Clichéd parallels are not required to highlight how An Iliad may be of today, although written some 3000 years ago, and maybe by Homer or not. What’s relevant to the Wharf 2026 is the team gathered to stage the play. First among equals is director Damien Ryan, who, in his opening night speech, used the phrase “vivid neutrality” to describe the set design (by Charles Davis). However, Ryan had also put his finger on the dramatic core.

AN ILIAD

If any actor can demonstrate vivid neutrality, it’s David Wenham, whose performance as The Poet is suffused with his laconic style and laid-back charm. At the same time, he brings quiet intensity and warmth to the telling of the tale and connection with the audience. The variation in colour and tone that he brings to the words makes the savagery, the wars, the revenge, the murders, and the relentless intent of both sides into fascinating focus and absorption, instead of merely unbearable.

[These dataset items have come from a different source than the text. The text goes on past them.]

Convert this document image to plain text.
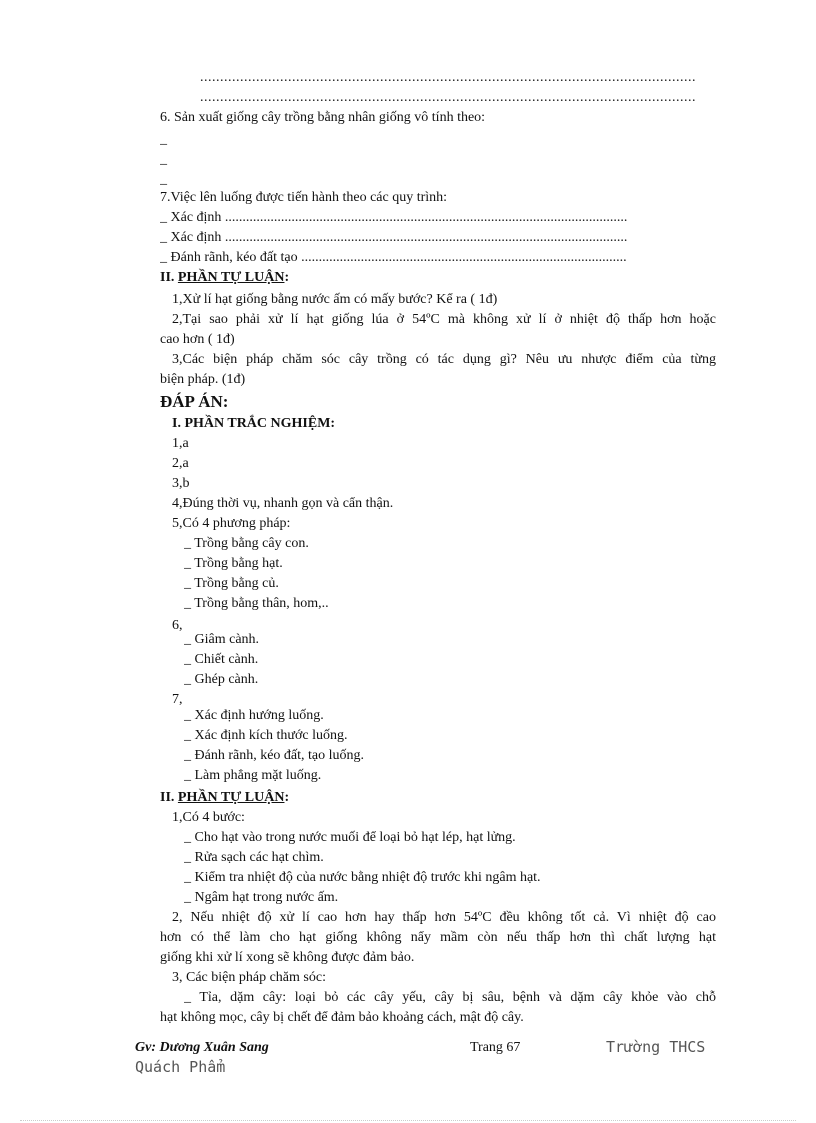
............................................................................................................................
............................................................................................................................
6. Sản xuất giống cây trồng bằng nhân giống vô tính theo:
_
_
_
7.Việc lên luống được tiến hành theo các quy trình:
_ Xác định ...................................................................................................................
_ Xác định ...................................................................................................................
_ Đánh rãnh, kéo đất tạo .............................................................................................
II. PHẦN TỰ LUẬN:
1,Xử lí hạt giống bằng nước ấm có mấy bước? Kể ra ( 1đ)
2,Tại sao phải xử lí hạt giống lúa ở 54ºC mà không xử lí ở nhiệt độ thấp hơn hoặc
cao hơn ( 1đ)
3,Các biện pháp chăm sóc cây trồng có tác dụng gì? Nêu ưu nhược điểm của từng
biện pháp. (1đ)
ĐÁP ÁN:
I. PHẦN TRẮC NGHIỆM:
1,a
2,a
3,b
4,Đúng thời vụ, nhanh gọn và cẩn thận.
5,Có 4 phương pháp:
_ Trồng bằng cây con.
_ Trồng bằng hạt.
_ Trồng bằng củ.
_ Trồng bằng thân, hom,..
6,
_ Giâm cành.
_ Chiết cành.
_ Ghép cành.
7,
_ Xác định hướng luống.
_ Xác định kích thước luống.
_ Đánh rãnh, kéo đất, tạo luống.
_ Làm phẳng mặt luống.
II. PHẦN TỰ LUẬN:
1,Có 4 bước:
_ Cho hạt vào trong nước muối để loại bỏ hạt lép, hạt lửng.
_ Rửa sạch các hạt chìm.
_ Kiểm tra nhiệt độ của nước bằng nhiệt độ trước khi ngâm hạt.
_ Ngâm hạt trong nước ấm.
2, Nếu nhiệt độ xử lí cao hơn hay thấp hơn 54ºC đều không tốt cả. Vì nhiệt độ cao
hơn có thể làm cho hạt giống không nẩy mầm còn nếu thấp hơn thì chất lượng hạt
giống khi xử lí xong sẽ không được đảm bảo.
3, Các biện pháp chăm sóc:
_ Tỉa, dặm cây: loại bỏ các cây yếu, cây bị sâu, bệnh và dặm cây khỏe vào chỗ
hạt không mọc, cây bị chết để đảm bảo khoảng cách, mật độ cây.
Gv: Dương Xuân Sang	Trang 67	Trường THCS
Quách Phẩm
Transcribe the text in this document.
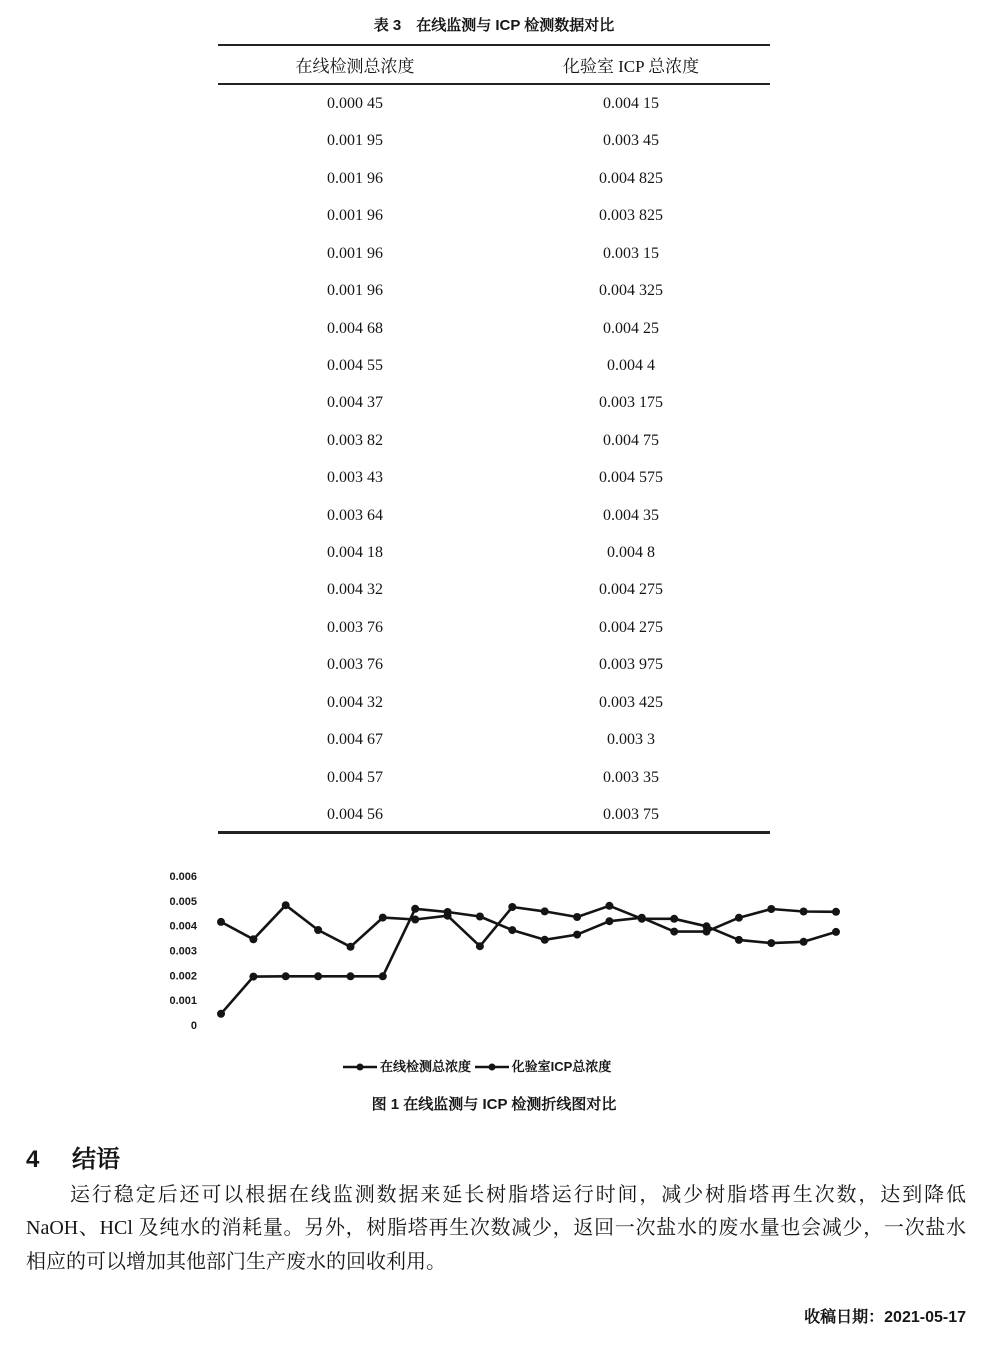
表 3　在线监测与 ICP 检测数据对比
在线检测总浓度	化验室 ICP 总浓度
0.000 45	0.004 15
0.001 95	0.003 45
0.001 96	0.004 825
0.001 96	0.003 825
0.001 96	0.003 15
0.001 96	0.004 325
0.004 68	0.004 25
0.004 55	0.004 4
0.004 37	0.003 175
0.003 82	0.004 75
0.003 43	0.004 575
0.003 64	0.004 35
0.004 18	0.004 8
0.004 32	0.004 275
0.003 76	0.004 275
0.003 76	0.003 975
0.004 32	0.003 425
0.004 67	0.003 3
0.004 57	0.003 35
0.004 56	0.003 75
0.006
0.005
0.004
0.003
0.002
0.001
0
在线检测总浓度
	化验室ICP总浓度
图 1 在线监测与 ICP 检测折线图对比
4 结语
运行稳定后还可以根据在线监测数据来延长树脂塔运行时间，减少树脂塔再生次数，达到降低
NaOH、HCl 及纯水的消耗量。另外，树脂塔再生次数减少，返回一次盐水的废水量也会减少，一次盐水
相应的可以增加其他部门生产废水的回收利用。
收稿日期：2021-05-17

In this quest, where Ryan’s subtle intelligence is often only evident looking back, Wenham is supported in a breathtaking partnership with musician, singer and composer Helen Svoboda. Born in Finland, based in Melbourne, Svoboda brings living mystery, excitement and heat to bolster Wenham’s sometimes whimsical approach. Almost as much a character is the double bass with whom Svoboda interacts vocally through her abstract, ethereal music. The instrument is, by turns, bowed, plucked, and percussive. The result – as when Svoboda’s electronically enhanced vocals suggest the grief of suddenly widowed women – is electrifying.

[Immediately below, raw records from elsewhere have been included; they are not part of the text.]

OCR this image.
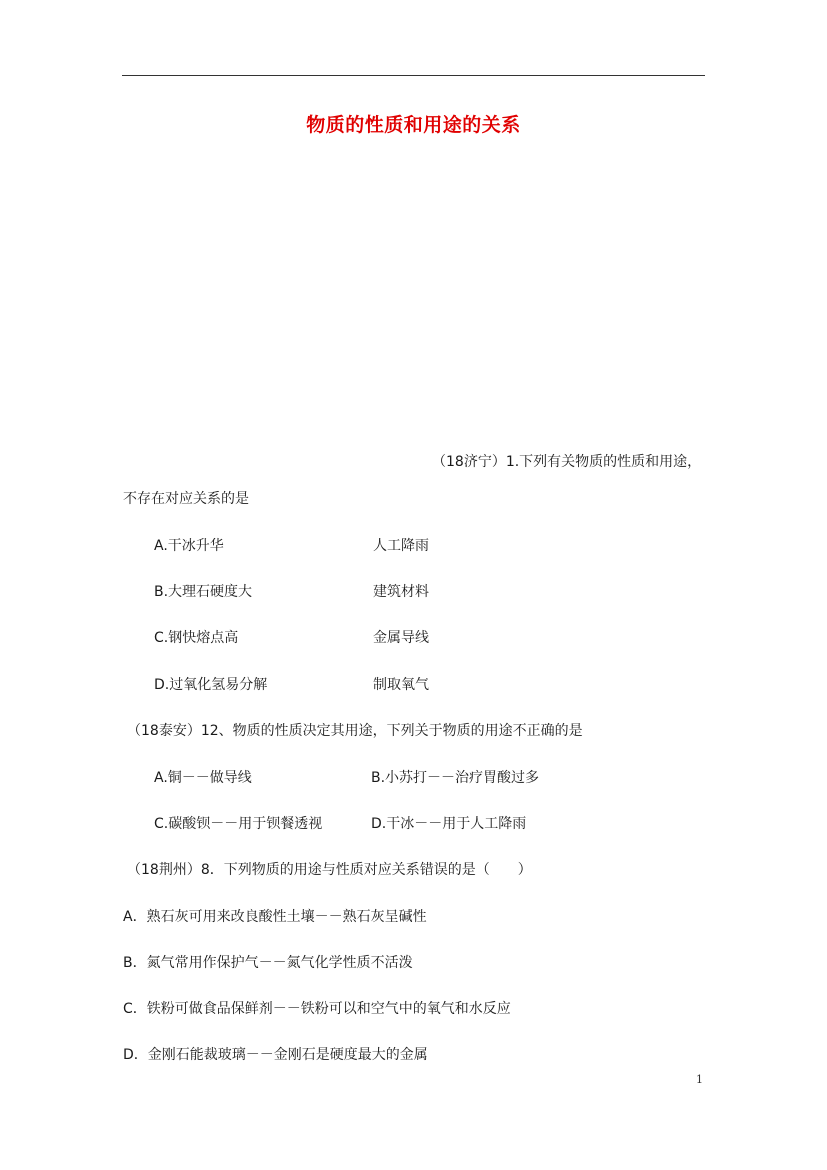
物质的性质和用途的关系
（18济宁）1.下列有关物质的性质和用途，
不存在对应关系的是
A.干冰升华	人工降雨
B.大理石硬度大	建筑材料
C.钢快熔点高	金属导线
D.过氧化氢易分解	制取氧气
（18泰安）12、物质的性质决定其用途，下列关于物质的用途不正确的是
A.铜－－做导线	B.小苏打－－治疗胃酸过多
C.碳酸钡－－用于钡餐透视	D.干冰－－用于人工降雨
（18荆州）8．下列物质的用途与性质对应关系错误的是（　　）
A．熟石灰可用来改良酸性土壤－－熟石灰呈碱性
B．氮气常用作保护气－－氮气化学性质不活泼
C．铁粉可做食品保鲜剂－－铁粉可以和空气中的氧气和水反应
D．金刚石能裁玻璃－－金刚石是硬度最大的金属
1
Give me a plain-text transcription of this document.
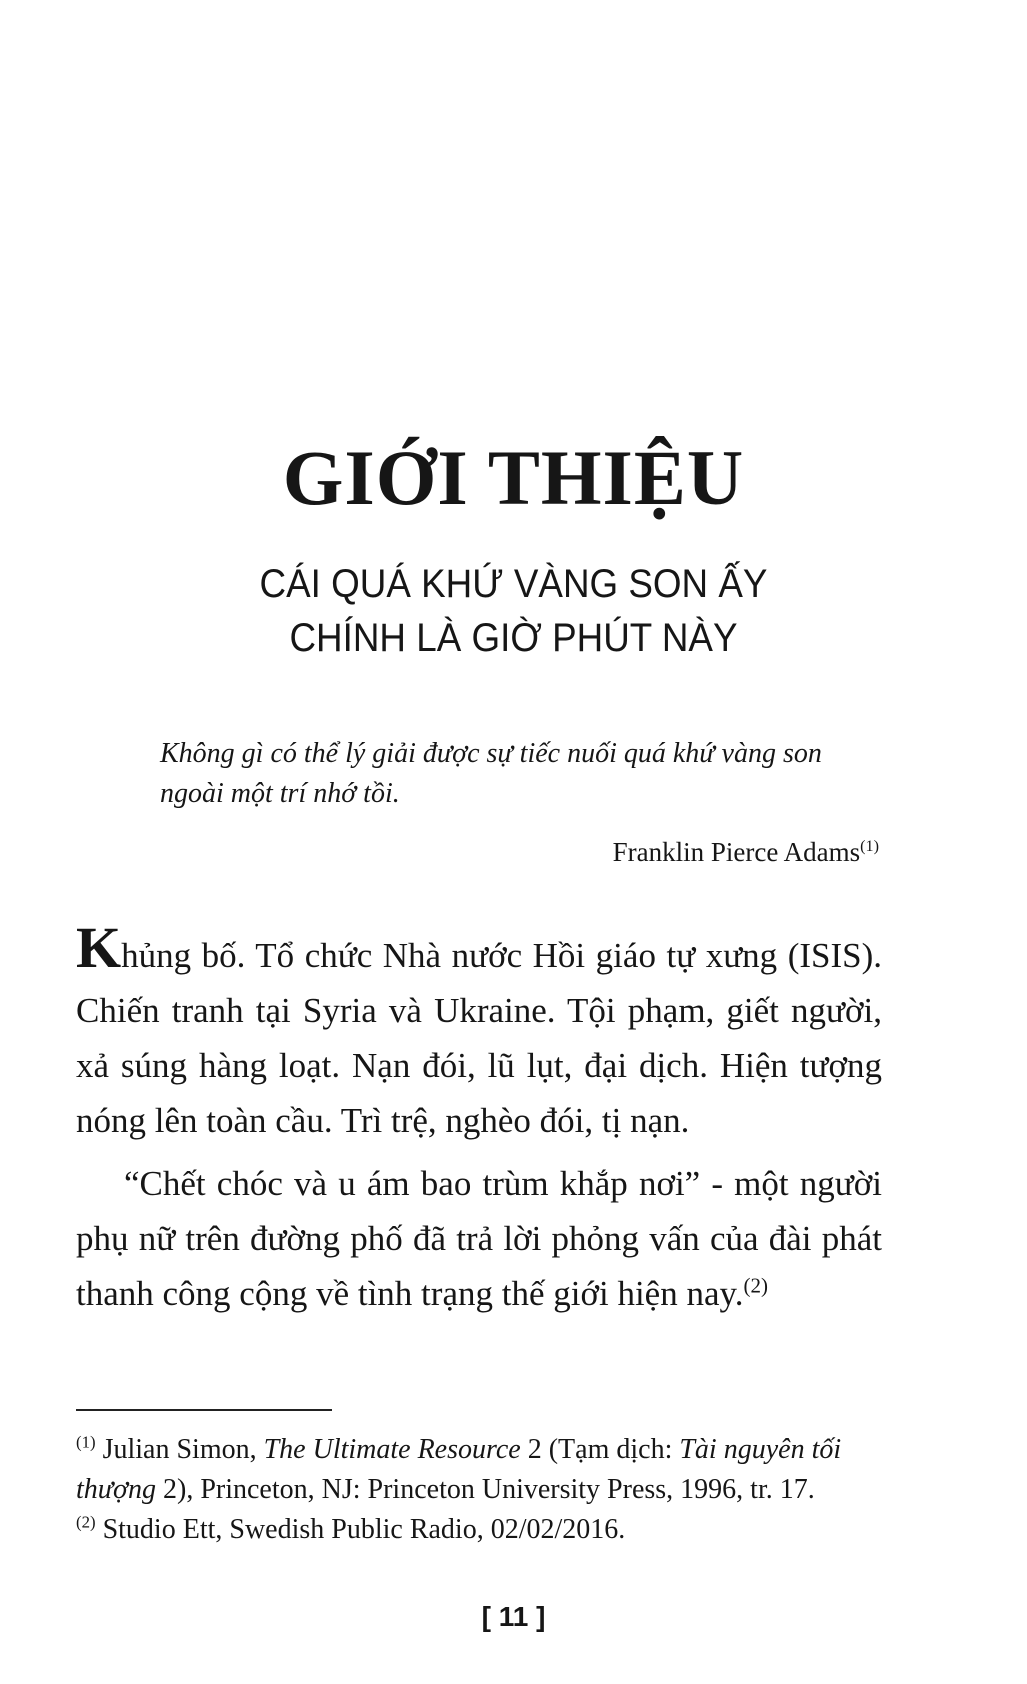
GIỚI THIỆU
CÁI QUÁ KHỨ VÀNG SON ẤY
CHÍNH LÀ GIỜ PHÚT NÀY
Không gì có thể lý giải được sự tiếc nuối quá khứ vàng son ngoài một trí nhớ tồi.
Franklin Pierce Adams$^{(1)}$

Khủng bố. Tổ chức Nhà nước Hồi giáo tự xưng (ISIS). Chiến tranh tại Syria và Ukraine. Tội phạm, giết người, xả súng hàng loạt. Nạn đói, lũ lụt, đại dịch. Hiện tượng nóng lên toàn cầu. Trì trệ, nghèo đói, tị nạn.

“Chết chóc và u ám bao trùm khắp nơi” - một người phụ nữ trên đường phố đã trả lời phỏng vấn của đài phát thanh công cộng về tình trạng thế giới hiện nay.$^{(2)}$

$^{(1)}$ Julian Simon, The Ultimate Resource 2 (Tạm dịch: Tài nguyên tối thượng 2), Princeton, NJ: Princeton University Press, 1996, tr. 17.

$^{(2)}$ Studio Ett, Swedish Public Radio, 02/02/2016.

[ 11 ]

Because of the all-pervasive darkness, the audience is drawn into the out-of-time universe that reaches back to the Bronze Age and to Teheran. (Wenham hypnotically recites a list of the wars from then to now. It’s so appalling it verges on comical.) Davis’s industrial space, with a roller door and little else, is a blank canvas for the imagination, yet is made material with a bit of sand, a few rocks, and other stuff. As well, there’s The Poet’s handcart of possessions, which might have been left over from Mother Courage. (That was the 17th-century Thirty Years War, of course.)

AN ILIAD

The cavernous no-place is lit by Alexander Berlage with one of his most effective of many effective designs. Shafts and shapes of light lie or creep across black floor and walls. Dense shadows are in contrast to stark white fluoro and soft gold lamps. All is enhanced by the sound design of voices and effects, electronic and natural by Brady Watkins, immaculately choreographed by sound operators Madalyn Henly and David Trumpmanis. Meanwhile, the moments of sleight of hand are so sneaky you may not realise you’ve been gulled until you find the credits: “illusions and magic consultant, Adam Mada; illusions and magic associate: Bruce Glen.”

An Iliad actually is a night of illusion and magic, because the mix of poetry and violence is not only volatile but also foreign to our Insta insensibilities. Therefore, the invisible but crucial contributions from Greek language consultant Deborah Galanos and voice and text director Charmian Gradwell are central. Although some in the opening night audience seemed to find quite a lot to giggle at (perhaps they were still back with Diver Dan?), An Iliad is serious, humane and deeply moving theatre and another gold star for Mitchell Butel in pursuit of STC’s resurgence.